Las campanas de la provincia redoblan en Revilla del Campo

Un campanero, tocando de manera tradicional las campanas./BC
Un campanero, tocando de manera tradicional las campanas. / BC

Vecinos de una quincena de pueblos se reúnen para defender los toques tradicionales

César Ceinos
CÉSAR CEINOSBurgos

Las campanas han servido durante siglos para comunicarse y forman parte de la tradición de muchos pueblos. Pese a ello, cada vez son menos las personas que conocen los significados de sus sonidos. El teléfono y la mensajería instantánea han dejado a estos instrumentos en un segundo plano. Podría decirse que su único momento de gloria llega a fin de año con las campanadas.

Pero en Burgos existen pequeños grupos de campaneros que luchan para mantener vivos los tañidos. El pasado fin de semana se juntaron en Revilla del Campo varios grupos provenientes de una quincena de localidades para poner en valor el toque de fiesta, el de tentenublo, el de domingo, el de muerto (que era diferente si el fallecido era hombre o mujer) o el de angelus. El resultado del encuentro no pudo ser más positivo, según destacó el regidor anfitrión, Jesús Barrio.

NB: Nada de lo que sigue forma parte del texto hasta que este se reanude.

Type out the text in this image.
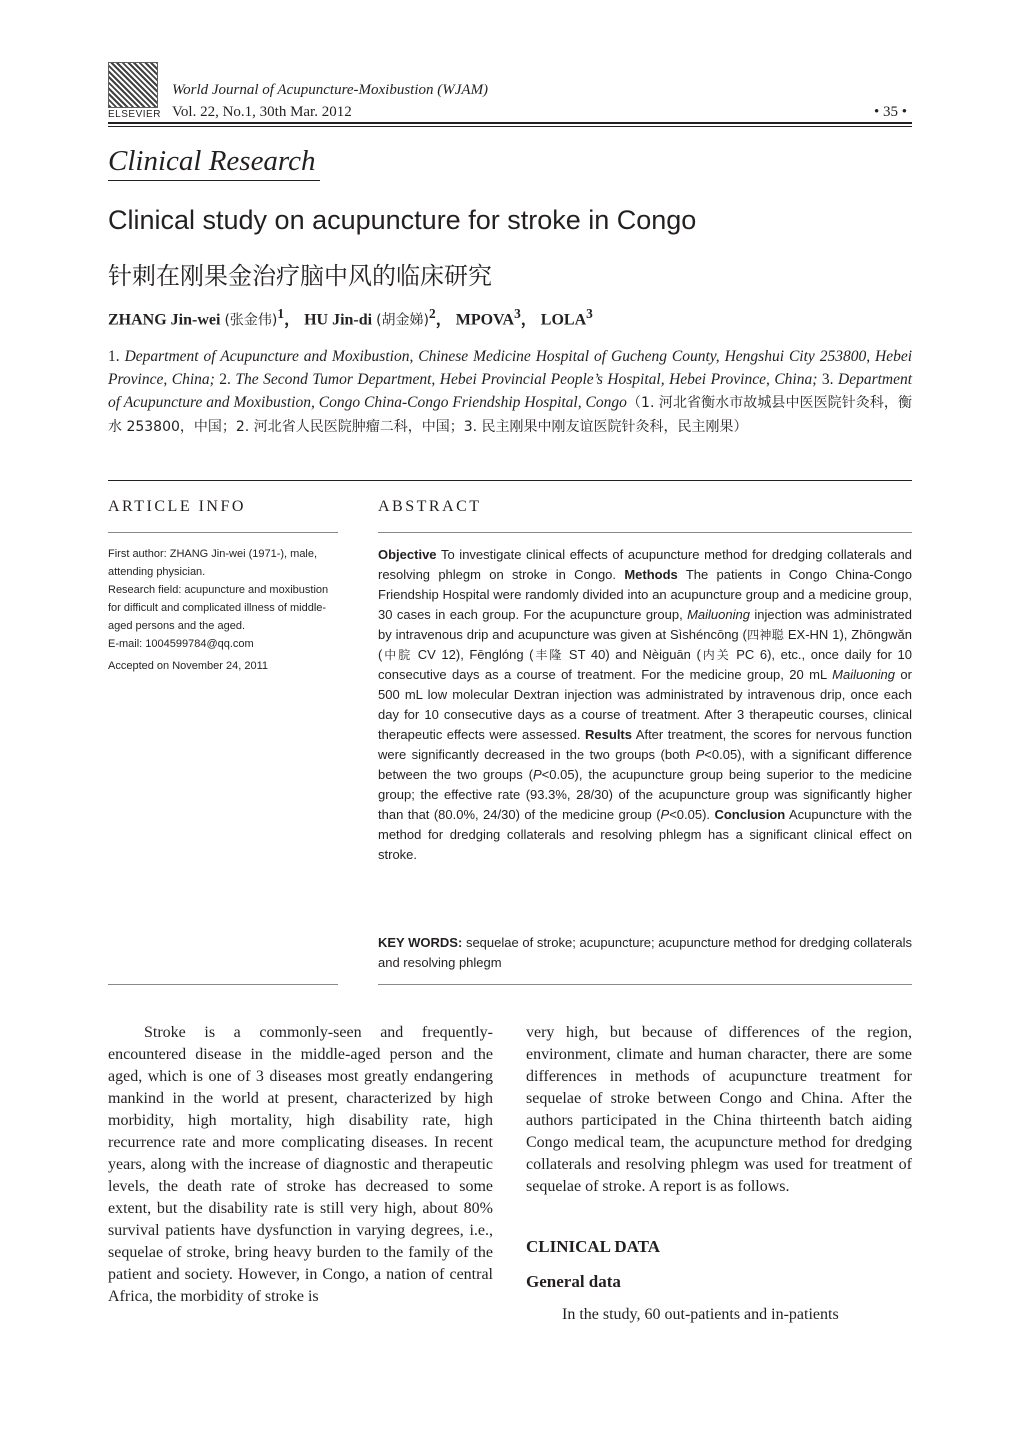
ELSEVIER
World Journal of Acupuncture-Moxibustion (WJAM)
Vol. 22, No.1, 30th Mar. 2012	• 35 •
Clinical Research
Clinical study on acupuncture for stroke in Congo
针刺在刚果金治疗脑中风的临床研究
ZHANG Jin-wei (张金伟)$^1$， HU Jin-di (胡金娣)$^2$， MPOVA$^3$， LOLA$^3$
1. Department of Acupuncture and Moxibustion, Chinese Medicine Hospital of Gucheng County, Hengshui City 253800, Hebei Province, China; 2. The Second Tumor Department, Hebei Provincial People’s Hospital, Hebei Province, China; 3. Department of Acupuncture and Moxibustion, Congo China-Congo Friendship Hospital, Congo（1. 河北省衡水市故城县中医医院针灸科，衡水 253800，中国；2. 河北省人民医院肿瘤二科，中国；3. 民主刚果中刚友谊医院针灸科，民主刚果）
ARTICLE INFO	ABSTRACT

First author: ZHANG Jin-wei (1971-), male, attending physician.

Research field: acupuncture and moxibustion for difficult and complicated illness of middle-aged persons and the aged.

E-mail: 1004599784@qq.com

Accepted on November 24, 2011

Objective To investigate clinical effects of acupuncture method for dredging collaterals and resolving phlegm on stroke in Congo. Methods The patients in Congo China-Congo Friendship Hospital were randomly divided into an acupuncture group and a medicine group, 30 cases in each group. For the acupuncture group, Mailuoning injection was administrated by intravenous drip and acupuncture was given at Sìshéncōng (四神聪 EX-HN 1), Zhōngwǎn (中脘 CV 12), Fēnglóng (丰隆 ST 40) and Nèiguān (内关 PC 6), etc., once daily for 10 consecutive days as a course of treatment. For the medicine group, 20 mL Mailuoning or 500 mL low molecular Dextran injection was administrated by intravenous drip, once each day for 10 consecutive days as a course of treatment. After 3 therapeutic courses, clinical therapeutic effects were assessed. Results After treatment, the scores for nervous function were significantly decreased in the two groups (both P<0.05), with a significant difference between the two groups (P<0.05), the acupuncture group being superior to the medicine group; the effective rate (93.3%, 28/30) of the acupuncture group was significantly higher than that (80.0%, 24/30) of the medicine group (P<0.05). Conclusion Acupuncture with the method for dredging collaterals and resolving phlegm has a significant clinical effect on stroke.
KEY WORDS: sequelae of stroke; acupuncture; acupuncture method for dredging collaterals and resolving phlegm

Stroke is a commonly-seen and frequently-encountered disease in the middle-aged person and the aged, which is one of 3 diseases most greatly endangering mankind in the world at present, characterized by high morbidity, high mortality, high disability rate, high recurrence rate and more complicating diseases. In recent years, along with the increase of diagnostic and therapeutic levels, the death rate of stroke has decreased to some extent, but the disability rate is still very high, about 80% survival patients have dysfunction in varying degrees, i.e., sequelae of stroke, bring heavy burden to the family of the patient and society. However, in Congo, a nation of central Africa, the morbidity of stroke is

very high, but because of differences of the region, environment, climate and human character, there are some differences in methods of acupuncture treatment for sequelae of stroke between Congo and China. After the authors participated in the China thirteenth batch aiding Congo medical team, the acupuncture method for dredging collaterals and resolving phlegm was used for treatment of sequelae of stroke. A report is as follows.

CLINICAL DATA
General data

In the study, 60 out-patients and in-patients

La celebración comenzó el sábado con una charla sobre el lenguaje de las campanas impartida por Chema Bombín, de Las Quintanillas. La ponencia, que incluyó un coloquio, tuvo mucho éxito puesto que el Salón de Plenos de la Casa Consistorial se llenó para la ocasión. Entre el numeroso público, figuraban el subdelegado del Gobierno, Pedro de la Fuente; el secretario territorial de la Junta de Castilla y León, Lorenzo Saldaña; el diputado de Cultura, Luis Jorge del Barco, y varios alcaldes de la provincia.

Una niña se divierte jugando a tocar las campanas.
Una niña se divierte jugando a tocar las campanas. / BC

A continuación, los asistentes se trasladaron hasta el campanario de la iglesia para escuchar los toques. Aquellos que no pudieron subir hasta la torre del edificio -«muchos de los campaneros son muy mayores», añadió el regidor de Revilla del Campo- demostraron su valía en la propia plaza gracias a un campanario móvil que cedió la empresa Campanas Quintana de Saldaña (Palencia) para esta fiesta. Por su parte, muchos niños se sumaron al encuentro tocando estos instrumentos «y disfrutaron como los que más», comentó Barrio.

La comida de hermandad congregó, entre campaneros, acompañantes y curiosos, a cerca de 190 personas que disfrutaron de una paella en el parque del Campillo. Entre las actividades, también hubo un homenaje en recuerdo a los campaneros fallecidos. De hecho, varios familiares suyos no se perdieron el reconocimiento y sus descendientes siguieron la tradición de tocar las campañas.

Por último, Barrio explicó que la intención de los organizadores es repetir la reunión de manera anual en un municipio burgalés. La lista de pueblos con representación de campaneros es grande. En Revilla del Campo hubo representación de Las Quintanillas, Pampliega, Mambrilla de Lara, Villandiego, Talamillo del Tozo, Rabé de las Calzadas, Tabanera del Pinar, Yudego, Puentedey, Navas del Pinar, Boadilla del Monte, Quintanadueñas y Susinos del Páramo.